A la première ligne du premier chapitre de "C'est ici que l'on se quitte", le héros apprend que son père vient de mourir d'un cancer du colon après avoir atrocement souffert pendant six mois.
...Y'a pas à dire, j'ai un flair très sûr pour choisir mes lectures.
J'ai failli m'arrêter immédiatement, ce qui aurait quand même été un record. Mais je n'avais rien emporté d'autre à lire dans ce vol Bruxelles-Istanbul, ni pour le séjour en Turquie qui allait suivre. Alors, j'ai serré les dents et me suis forcée à continuer.
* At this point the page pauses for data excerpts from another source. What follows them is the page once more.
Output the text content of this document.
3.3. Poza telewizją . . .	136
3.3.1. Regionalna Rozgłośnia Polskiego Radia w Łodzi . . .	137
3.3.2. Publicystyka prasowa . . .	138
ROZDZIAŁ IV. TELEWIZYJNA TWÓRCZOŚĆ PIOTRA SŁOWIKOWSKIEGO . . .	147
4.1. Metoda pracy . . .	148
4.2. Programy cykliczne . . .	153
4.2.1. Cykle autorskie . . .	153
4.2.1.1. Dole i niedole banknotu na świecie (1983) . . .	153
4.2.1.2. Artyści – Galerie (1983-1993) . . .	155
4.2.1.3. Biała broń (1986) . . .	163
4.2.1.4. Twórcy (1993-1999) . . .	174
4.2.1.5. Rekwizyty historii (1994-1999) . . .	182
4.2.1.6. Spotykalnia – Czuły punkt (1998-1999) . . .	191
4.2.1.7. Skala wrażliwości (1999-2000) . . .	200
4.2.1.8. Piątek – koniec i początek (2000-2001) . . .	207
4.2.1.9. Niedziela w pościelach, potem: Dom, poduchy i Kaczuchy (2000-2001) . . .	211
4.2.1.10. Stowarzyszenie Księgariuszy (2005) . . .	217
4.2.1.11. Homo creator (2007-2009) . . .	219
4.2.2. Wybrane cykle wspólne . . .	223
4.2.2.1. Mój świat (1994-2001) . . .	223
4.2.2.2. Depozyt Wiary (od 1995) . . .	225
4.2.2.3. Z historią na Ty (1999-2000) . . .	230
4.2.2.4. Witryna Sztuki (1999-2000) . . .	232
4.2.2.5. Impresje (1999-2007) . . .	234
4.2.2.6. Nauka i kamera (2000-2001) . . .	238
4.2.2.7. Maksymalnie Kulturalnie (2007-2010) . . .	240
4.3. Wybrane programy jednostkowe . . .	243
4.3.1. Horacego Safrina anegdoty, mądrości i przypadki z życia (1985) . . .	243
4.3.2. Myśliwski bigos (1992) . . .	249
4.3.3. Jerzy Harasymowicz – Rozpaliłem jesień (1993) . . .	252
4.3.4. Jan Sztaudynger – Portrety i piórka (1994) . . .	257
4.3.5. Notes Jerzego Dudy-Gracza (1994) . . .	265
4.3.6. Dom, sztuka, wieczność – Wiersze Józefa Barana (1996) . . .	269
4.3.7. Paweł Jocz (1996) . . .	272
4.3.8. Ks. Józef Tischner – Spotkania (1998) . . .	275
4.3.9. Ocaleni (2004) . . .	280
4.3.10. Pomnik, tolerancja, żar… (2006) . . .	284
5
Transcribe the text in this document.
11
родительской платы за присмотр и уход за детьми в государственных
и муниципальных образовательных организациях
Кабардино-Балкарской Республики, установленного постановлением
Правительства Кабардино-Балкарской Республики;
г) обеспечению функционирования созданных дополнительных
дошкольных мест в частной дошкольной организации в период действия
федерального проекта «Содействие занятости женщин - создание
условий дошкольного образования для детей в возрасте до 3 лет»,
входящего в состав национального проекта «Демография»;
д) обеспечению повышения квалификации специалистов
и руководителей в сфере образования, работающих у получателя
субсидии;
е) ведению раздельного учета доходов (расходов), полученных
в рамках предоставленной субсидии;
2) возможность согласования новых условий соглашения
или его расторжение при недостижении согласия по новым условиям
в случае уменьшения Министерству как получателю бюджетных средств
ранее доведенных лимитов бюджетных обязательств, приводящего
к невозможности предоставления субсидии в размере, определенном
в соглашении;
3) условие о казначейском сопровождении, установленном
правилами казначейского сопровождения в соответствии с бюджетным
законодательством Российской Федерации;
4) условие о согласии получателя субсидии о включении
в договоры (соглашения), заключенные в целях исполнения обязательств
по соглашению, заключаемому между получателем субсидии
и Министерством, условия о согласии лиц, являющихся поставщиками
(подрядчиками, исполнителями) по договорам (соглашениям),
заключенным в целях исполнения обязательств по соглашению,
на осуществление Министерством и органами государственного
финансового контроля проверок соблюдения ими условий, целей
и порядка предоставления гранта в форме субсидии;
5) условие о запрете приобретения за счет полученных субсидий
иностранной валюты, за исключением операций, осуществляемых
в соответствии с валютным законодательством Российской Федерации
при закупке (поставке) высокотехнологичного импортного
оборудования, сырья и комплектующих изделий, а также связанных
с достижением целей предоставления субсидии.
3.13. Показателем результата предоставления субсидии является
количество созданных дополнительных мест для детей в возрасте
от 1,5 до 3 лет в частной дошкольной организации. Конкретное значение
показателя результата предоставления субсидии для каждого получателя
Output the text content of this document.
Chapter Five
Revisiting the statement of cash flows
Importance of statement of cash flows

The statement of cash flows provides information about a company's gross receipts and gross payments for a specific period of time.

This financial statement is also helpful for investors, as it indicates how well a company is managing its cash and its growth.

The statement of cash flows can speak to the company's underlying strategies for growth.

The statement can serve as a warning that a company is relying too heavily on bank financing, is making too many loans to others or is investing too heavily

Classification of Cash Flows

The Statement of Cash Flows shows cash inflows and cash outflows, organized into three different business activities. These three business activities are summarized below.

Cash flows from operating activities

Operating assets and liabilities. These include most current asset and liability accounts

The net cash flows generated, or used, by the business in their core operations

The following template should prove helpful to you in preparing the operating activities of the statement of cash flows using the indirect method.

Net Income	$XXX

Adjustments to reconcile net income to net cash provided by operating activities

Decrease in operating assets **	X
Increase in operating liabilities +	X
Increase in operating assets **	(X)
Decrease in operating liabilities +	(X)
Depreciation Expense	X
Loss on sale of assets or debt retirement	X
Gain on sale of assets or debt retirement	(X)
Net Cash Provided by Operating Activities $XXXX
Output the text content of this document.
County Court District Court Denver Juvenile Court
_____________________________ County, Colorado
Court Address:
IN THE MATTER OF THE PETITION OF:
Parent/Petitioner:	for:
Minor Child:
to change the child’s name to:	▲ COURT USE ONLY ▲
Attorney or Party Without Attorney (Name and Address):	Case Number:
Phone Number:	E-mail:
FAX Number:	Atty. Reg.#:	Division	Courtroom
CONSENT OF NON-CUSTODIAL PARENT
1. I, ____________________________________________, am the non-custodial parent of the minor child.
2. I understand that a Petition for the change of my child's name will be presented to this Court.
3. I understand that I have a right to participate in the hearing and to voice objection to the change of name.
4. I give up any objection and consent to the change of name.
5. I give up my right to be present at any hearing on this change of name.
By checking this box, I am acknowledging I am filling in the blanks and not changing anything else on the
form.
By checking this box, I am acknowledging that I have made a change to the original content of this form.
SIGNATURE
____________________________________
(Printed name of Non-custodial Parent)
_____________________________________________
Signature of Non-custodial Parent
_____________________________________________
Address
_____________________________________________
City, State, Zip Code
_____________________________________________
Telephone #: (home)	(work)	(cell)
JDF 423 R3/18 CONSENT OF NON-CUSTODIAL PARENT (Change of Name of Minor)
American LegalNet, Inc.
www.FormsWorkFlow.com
Judd Foxman vient donc de perdre son père, une catastrophe de plus dans la longue série qui s'est récemment abattue sur lui. Après la mort in utero de leur bébé, sa femme Jen a entamé une liaison avec Wade, un gros beauf qui se trouvait par ailleurs être le patron de Judd. Les découvrant un jour au lit ensemble, Judd a mis le feu aux testicules de Wade à l'aide des bougies allumées d'un gâteau d'anniversaire et démissionné dans la foulée. Du coup, il a dû abandonner le domicile conjugal et s'installer dans le sous-sol déprimant loué par un couple de vieillards chinois.
Là-dessus, son père avec lequel il n'a jamais réussi à communiquer vraiment décède en laissant une surprenante dernière volonté: bien que juif non-croyant et peu pratiquant, il tient à ce que sa famille observe après ses obsèques le rituel de la shiv'ah. Pendant sept jours, Judd va donc se retrouver enfermé dans la maison de son enfance avec tout un paquet de gens qu'il supporte à peine. Sa mère auteure de livres de psychologie enfantine, qui à 63 ans continue à exhiber sa poitrine refaite avec des décolletés jusqu'au nombril. Son frère aîné Paul qui a pris la direction du magasin d'articles de sport créé par leur père, et qui tente en vain de faire un bébé à sa femme Alice (une ex-petite amie de Judd). Sa soeur Wendy, mère de trois enfants et épouse de Barry, un gros beauf accro au boulot qui ne décolle pas de son BlackBerry. Son frère cadet Philip, l'éternel trublion amateur de filles et de substances illicites. Inutile de dire que le mélange est explosif et que la semaine s'annonce agitée...
Contre toute attente, j'ai beaucoup, beaucoup ri en lisant "C'est ici que l'on se quitte". J'ai aussi eu le coeur tour à tour serré et gonflé d'espoir. Jonathan Tropper joue à merveille sur toute la gamme des émotions humaines suscitées par les grandes questions de la vie-la mort. Il parvient à rendre très exactement le mélange d'amour et d'irritation qu'on s'inspire toujours entre membres d'une même famille. Il manie l'humour vaudevillesque et le comique de situation avec assez de virtuosité pour contrebalancer les grincements de dents qu'il inspire par ailleurs, la mélancolie et l'amertume qui imprègnent une grande partie de son texte. Comme quoi, en littérature, il faut parfois savoir faire fi de sa première impression pour découvrir de vraies bonnes surprises. Ce roman brillant à tous points de vue en était une.